Zhelev Peak (Желев връх, /bg/) is the rocky peak rising to 1759 m on the west coast of Pernik Peninsula, Loubet Coast in Graham Land, Antarctica. The feature has steep and partly ice-free west slopes, and surmounts Lallemand Fjord to the west, Field Glacier to the north and its tributary Narezne Glacier to the northeast, and Haefeli Glacier to the south-southeast.
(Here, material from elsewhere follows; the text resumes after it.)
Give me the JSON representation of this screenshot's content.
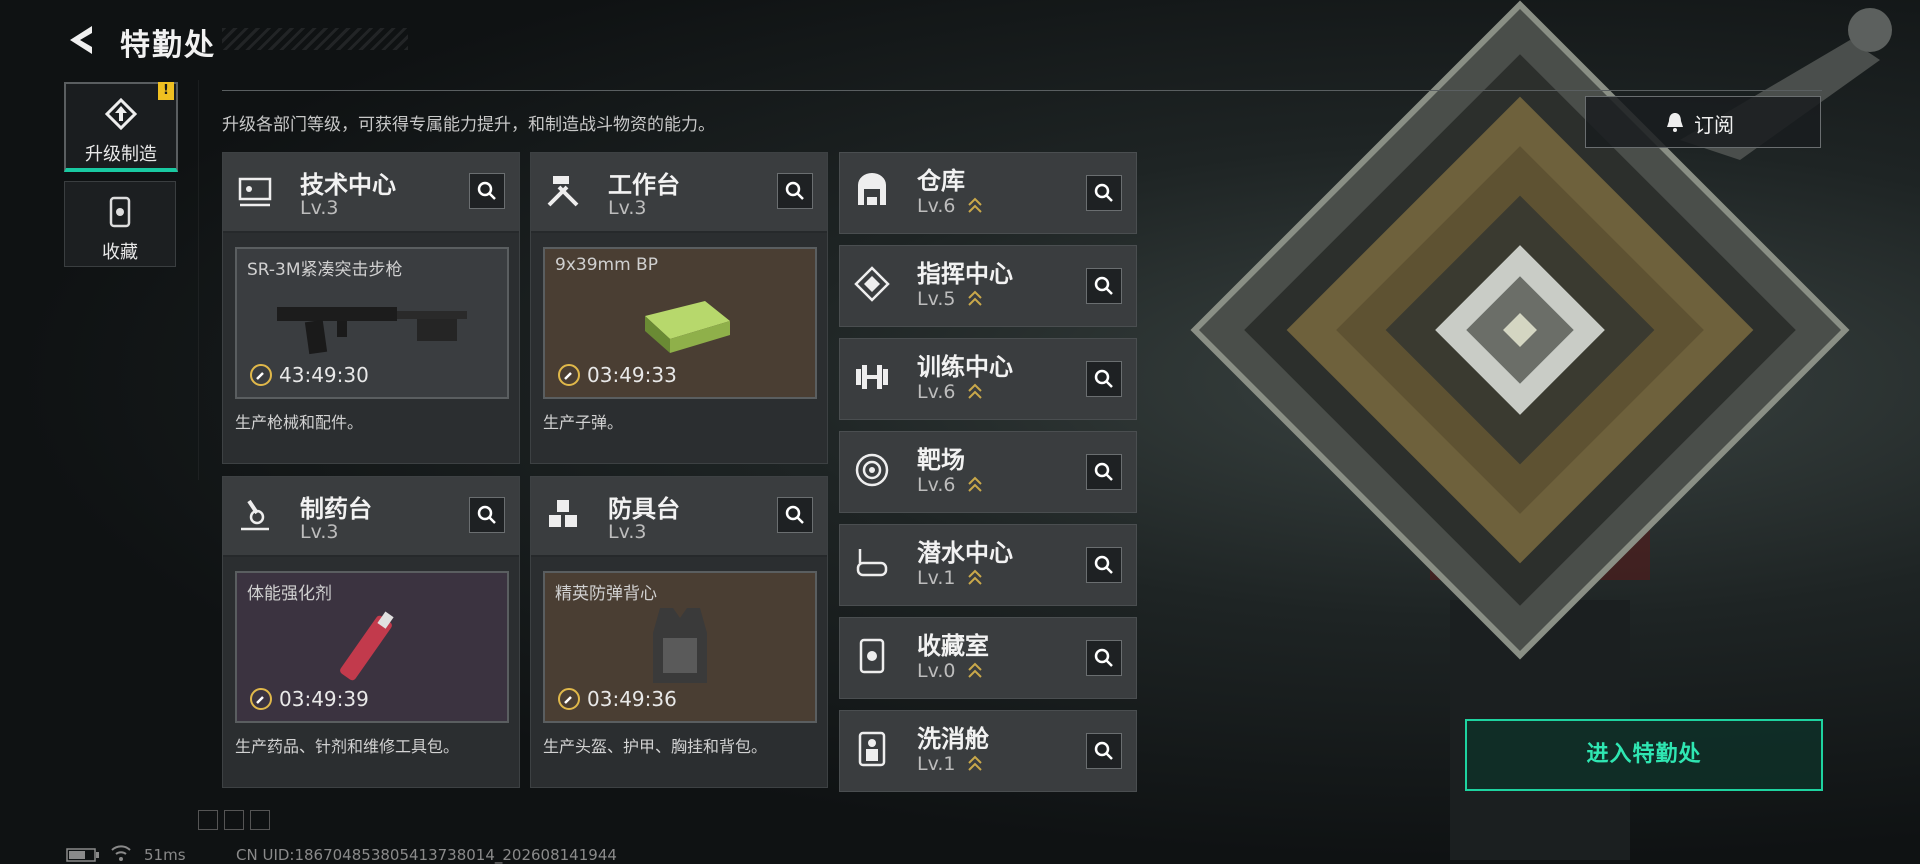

The peak is named after Zhelyu Zhelev (1935–2015), President of Bulgaria 1990–1997, for his support for the Bulgarian Antarctic programme.

==Location==
Zhelev Peak is located at , which is 12.85 km southeast of Álvarez Point, 8.2 km southwest of Barziya Peak, 17.15 km northeast of Bartholin Peak and 15.35 km east of Hooke Point. British mapping in 1978.

==Maps==
- Antarctic Digital Database (ADD). Scale 1:250000 topographic map of Antarctica. Scientific Committee on Antarctic Research (SCAR). Since 1993, regularly upgraded and updated.
- British Antarctic Territory. Scale 1:200000 topographic map. DOS 610 Series, Sheet W 67 66. Directorate of Overseas Surveys, Tolworth, UK, 1978.